Dieses Bauvorhaben ist Teil eines längerfristigen Programms zur Brückensanierung rings um die Talsperre. In diesem Rahmen wurde schon 2018 auf der anderen Seite der Talsperre die Brücke über Bormanns Grund saniert. 2016 ist die Brücke über den Hochwasserüberlauf an der Staumauer erneuert worden. Hier war es schon so weit gewesen, dass keine Lkw und Busse mehr drüberfahren durften.

Wenn die Brücke über den Lämmergrund fertig ist, fehlt nur noch die Sanierung der Brücke über den Tännichtgrund.
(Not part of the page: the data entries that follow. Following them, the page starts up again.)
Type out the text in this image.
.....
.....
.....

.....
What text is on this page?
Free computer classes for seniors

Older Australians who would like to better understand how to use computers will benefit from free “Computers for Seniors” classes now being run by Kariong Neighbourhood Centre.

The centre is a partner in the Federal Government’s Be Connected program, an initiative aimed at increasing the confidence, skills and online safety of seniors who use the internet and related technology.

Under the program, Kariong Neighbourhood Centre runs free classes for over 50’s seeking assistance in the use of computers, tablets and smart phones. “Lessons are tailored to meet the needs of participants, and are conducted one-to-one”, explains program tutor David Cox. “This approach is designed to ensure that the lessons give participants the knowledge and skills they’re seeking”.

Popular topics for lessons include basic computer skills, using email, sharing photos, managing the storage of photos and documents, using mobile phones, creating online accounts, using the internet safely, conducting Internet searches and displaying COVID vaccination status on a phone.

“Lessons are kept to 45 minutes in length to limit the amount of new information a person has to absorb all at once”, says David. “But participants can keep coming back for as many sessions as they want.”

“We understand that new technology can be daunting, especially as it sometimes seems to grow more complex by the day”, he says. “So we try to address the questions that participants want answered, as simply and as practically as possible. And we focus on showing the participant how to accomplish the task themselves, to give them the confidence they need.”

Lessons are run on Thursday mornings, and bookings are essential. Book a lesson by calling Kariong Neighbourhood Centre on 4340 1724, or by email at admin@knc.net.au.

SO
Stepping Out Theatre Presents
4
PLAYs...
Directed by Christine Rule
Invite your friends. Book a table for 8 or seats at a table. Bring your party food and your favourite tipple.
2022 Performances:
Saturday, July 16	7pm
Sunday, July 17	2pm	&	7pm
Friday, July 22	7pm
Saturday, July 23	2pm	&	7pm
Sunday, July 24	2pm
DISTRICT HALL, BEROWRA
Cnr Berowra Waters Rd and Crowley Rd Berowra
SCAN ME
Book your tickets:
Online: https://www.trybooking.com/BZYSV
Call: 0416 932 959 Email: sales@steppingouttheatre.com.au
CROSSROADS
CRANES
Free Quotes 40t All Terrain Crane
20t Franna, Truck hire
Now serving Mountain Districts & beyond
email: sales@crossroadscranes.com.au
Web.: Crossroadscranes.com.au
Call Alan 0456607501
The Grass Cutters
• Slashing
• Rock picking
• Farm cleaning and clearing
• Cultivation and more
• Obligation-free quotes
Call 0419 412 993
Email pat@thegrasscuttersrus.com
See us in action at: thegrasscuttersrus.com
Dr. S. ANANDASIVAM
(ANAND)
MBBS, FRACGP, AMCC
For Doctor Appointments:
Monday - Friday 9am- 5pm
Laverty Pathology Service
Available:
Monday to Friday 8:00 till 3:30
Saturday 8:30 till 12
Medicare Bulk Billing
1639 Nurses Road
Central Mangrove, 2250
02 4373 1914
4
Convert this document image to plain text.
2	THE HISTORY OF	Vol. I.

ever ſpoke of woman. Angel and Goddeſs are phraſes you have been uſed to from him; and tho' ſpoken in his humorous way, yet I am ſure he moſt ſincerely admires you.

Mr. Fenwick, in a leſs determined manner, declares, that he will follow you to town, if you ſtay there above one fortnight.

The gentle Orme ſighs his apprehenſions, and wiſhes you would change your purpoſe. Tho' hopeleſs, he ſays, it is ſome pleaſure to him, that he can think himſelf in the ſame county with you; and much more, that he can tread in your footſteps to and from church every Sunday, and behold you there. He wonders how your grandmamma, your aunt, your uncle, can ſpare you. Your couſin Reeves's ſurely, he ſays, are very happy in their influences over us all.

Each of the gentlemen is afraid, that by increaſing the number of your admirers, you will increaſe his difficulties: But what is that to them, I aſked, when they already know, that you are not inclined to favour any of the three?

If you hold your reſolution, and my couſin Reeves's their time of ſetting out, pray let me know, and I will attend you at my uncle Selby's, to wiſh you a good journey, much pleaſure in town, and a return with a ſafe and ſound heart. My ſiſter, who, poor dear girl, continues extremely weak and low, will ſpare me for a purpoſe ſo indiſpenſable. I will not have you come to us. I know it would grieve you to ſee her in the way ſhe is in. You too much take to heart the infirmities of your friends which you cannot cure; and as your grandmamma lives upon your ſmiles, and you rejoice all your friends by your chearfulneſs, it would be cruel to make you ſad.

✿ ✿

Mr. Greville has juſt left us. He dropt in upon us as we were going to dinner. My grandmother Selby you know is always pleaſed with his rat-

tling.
Das ist der Malter-Seitenarm, der zwischen Paulsdorf und der Vorsperre liegt. Wenn das abgeschlossen ist, wären die Voraussetzungen geschaffen, einen durchgehenden Fuß- und Radweg von Dippoldiswalde an der Talsperre entlang durch Paulsdorf und bis zum Abzweig nach Seifersdorf zu bauen. Heiko Weigel, der Beigeordnete im Landratsamt, hat in Aussicht gestellt, dass dieses Projekt in der jetzigen Amtszeit der Dippser Oberbürgermeisterin Kerstin Körner (CDU) geschafft wird. Die Wahlperiode endet 2026.